I think many who have 'adult' ADHD probably had a form of it as a child, but had early interventions or other mitigating factors that made them not assessed as a child. Such as being poor, or being an ADHD inattentive type, or a girl (ADHD can show up differently in girls vs boys), or an inattentive 'twice exceptional' who is also highly intelligent, so they were well behaved and did 'good enough' in school that nobody really thought to give them a neuro-psychological assessment. Or their undiagnosed ADHD parents think their ADHD kid is normal, because it's close to their behavior set and thus never really thought of it being an issue.
I can tell you directly that ADHD adults always had an ADHD when they were children, as that's not something you develop, it's just more like a skin color or a body build. Our minds just work differently.

ADHD isn't necessarily "hyperactivity" neither, sometimes it doesn't show till later years or even ever.
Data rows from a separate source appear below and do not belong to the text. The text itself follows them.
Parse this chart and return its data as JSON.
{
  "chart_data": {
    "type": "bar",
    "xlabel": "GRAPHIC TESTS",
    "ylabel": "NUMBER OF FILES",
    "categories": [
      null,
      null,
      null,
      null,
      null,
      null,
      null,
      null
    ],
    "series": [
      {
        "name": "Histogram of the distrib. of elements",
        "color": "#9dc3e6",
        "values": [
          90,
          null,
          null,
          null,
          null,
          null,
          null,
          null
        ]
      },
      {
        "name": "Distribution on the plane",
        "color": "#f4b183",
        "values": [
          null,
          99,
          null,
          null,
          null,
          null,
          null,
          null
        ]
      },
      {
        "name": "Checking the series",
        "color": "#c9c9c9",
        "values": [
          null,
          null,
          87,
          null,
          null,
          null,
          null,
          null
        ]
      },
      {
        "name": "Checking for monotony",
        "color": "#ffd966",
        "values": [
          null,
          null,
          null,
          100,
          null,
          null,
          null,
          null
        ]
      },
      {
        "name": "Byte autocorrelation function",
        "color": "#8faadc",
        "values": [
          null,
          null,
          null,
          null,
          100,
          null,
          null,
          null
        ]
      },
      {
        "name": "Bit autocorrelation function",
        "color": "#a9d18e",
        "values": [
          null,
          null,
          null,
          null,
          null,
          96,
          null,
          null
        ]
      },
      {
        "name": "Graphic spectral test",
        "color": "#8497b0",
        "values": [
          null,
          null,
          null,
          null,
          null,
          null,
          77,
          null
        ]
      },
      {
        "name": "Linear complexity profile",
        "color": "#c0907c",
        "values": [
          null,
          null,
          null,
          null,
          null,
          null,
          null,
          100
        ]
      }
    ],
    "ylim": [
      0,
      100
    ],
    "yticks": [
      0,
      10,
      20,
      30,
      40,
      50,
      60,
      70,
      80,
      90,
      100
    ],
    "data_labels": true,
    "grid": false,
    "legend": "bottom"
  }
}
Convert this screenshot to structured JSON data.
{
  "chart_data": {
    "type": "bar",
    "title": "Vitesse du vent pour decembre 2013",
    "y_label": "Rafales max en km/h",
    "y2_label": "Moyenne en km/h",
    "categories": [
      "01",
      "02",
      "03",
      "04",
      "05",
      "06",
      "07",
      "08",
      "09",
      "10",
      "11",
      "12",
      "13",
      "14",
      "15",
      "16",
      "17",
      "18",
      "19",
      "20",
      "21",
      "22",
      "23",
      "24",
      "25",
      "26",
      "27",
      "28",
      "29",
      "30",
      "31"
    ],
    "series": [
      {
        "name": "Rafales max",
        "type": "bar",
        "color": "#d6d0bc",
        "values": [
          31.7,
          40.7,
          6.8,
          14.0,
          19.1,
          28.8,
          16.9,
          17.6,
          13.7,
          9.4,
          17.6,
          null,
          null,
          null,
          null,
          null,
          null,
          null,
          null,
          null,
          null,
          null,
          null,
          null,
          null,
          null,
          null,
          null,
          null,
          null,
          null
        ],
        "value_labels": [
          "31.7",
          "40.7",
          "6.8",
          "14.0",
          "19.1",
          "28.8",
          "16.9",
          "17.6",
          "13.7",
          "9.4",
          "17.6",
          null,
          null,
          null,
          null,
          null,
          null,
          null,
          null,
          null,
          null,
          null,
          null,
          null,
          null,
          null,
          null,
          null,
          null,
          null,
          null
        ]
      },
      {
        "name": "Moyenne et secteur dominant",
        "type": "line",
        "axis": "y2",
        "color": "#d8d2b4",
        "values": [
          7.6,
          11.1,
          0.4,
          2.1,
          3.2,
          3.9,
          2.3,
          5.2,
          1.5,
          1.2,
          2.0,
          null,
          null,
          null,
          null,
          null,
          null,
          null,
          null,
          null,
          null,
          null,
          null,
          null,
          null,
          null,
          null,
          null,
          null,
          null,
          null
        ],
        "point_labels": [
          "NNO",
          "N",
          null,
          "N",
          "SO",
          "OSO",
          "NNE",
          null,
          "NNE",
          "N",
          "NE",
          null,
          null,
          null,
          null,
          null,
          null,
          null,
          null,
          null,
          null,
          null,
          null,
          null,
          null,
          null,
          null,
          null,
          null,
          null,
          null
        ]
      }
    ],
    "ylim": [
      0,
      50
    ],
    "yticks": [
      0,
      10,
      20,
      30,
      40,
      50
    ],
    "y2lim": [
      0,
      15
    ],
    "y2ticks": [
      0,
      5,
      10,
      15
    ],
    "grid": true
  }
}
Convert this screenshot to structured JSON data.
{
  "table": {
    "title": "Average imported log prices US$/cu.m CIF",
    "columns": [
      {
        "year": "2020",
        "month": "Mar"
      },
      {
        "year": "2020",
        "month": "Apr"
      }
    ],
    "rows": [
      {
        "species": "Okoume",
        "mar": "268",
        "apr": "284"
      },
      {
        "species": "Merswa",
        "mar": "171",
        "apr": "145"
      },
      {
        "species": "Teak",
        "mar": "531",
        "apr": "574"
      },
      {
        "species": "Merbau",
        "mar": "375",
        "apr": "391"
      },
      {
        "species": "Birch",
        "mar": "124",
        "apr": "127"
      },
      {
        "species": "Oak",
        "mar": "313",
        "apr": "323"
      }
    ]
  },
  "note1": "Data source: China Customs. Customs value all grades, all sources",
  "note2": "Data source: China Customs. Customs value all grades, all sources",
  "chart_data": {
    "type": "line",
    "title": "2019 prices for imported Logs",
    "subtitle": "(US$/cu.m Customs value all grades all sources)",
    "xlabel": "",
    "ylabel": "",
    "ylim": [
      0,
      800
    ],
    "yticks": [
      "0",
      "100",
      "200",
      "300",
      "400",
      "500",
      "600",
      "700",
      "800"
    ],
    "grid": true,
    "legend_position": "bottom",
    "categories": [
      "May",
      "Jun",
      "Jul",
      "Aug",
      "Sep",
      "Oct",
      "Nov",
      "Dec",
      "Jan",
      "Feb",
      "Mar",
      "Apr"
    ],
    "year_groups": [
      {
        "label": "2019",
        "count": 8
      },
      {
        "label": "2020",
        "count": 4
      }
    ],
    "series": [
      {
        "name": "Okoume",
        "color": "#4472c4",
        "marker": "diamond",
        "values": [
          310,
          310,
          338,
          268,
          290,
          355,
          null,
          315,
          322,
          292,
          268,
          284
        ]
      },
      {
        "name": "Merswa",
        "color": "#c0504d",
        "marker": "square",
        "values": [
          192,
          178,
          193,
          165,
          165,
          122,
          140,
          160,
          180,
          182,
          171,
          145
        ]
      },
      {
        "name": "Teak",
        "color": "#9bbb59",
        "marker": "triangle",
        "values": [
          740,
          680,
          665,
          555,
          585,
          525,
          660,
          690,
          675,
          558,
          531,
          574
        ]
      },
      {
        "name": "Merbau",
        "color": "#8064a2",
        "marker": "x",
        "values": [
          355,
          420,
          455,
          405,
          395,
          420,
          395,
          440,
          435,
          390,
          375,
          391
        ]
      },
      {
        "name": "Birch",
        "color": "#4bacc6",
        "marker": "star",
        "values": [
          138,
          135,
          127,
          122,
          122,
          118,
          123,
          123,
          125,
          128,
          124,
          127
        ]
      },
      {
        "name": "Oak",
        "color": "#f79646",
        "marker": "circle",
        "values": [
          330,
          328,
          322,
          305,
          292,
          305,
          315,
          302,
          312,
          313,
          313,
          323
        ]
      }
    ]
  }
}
Thus there are forms such as ADD, and ADHD in girls/women manifest vastly differently.

It's genetics. Depending on the study ADHD is genetic condition with 70%+ (latest high figure I heard is 77%) chance of passing down the children and around 30% occurrence in the 2nd degree. It's also additive, meaning that if both parents have mild-moderate ADHD the child has chance to hit a neurology jackpot. Based on family story I can exactly tell who have it in my family and it spans quite long. So when for example someone smashes a window or falls and bruises often it's quite often "oh it's always been like this with boys in our family" which is another gate preventing proper diagnosis and management.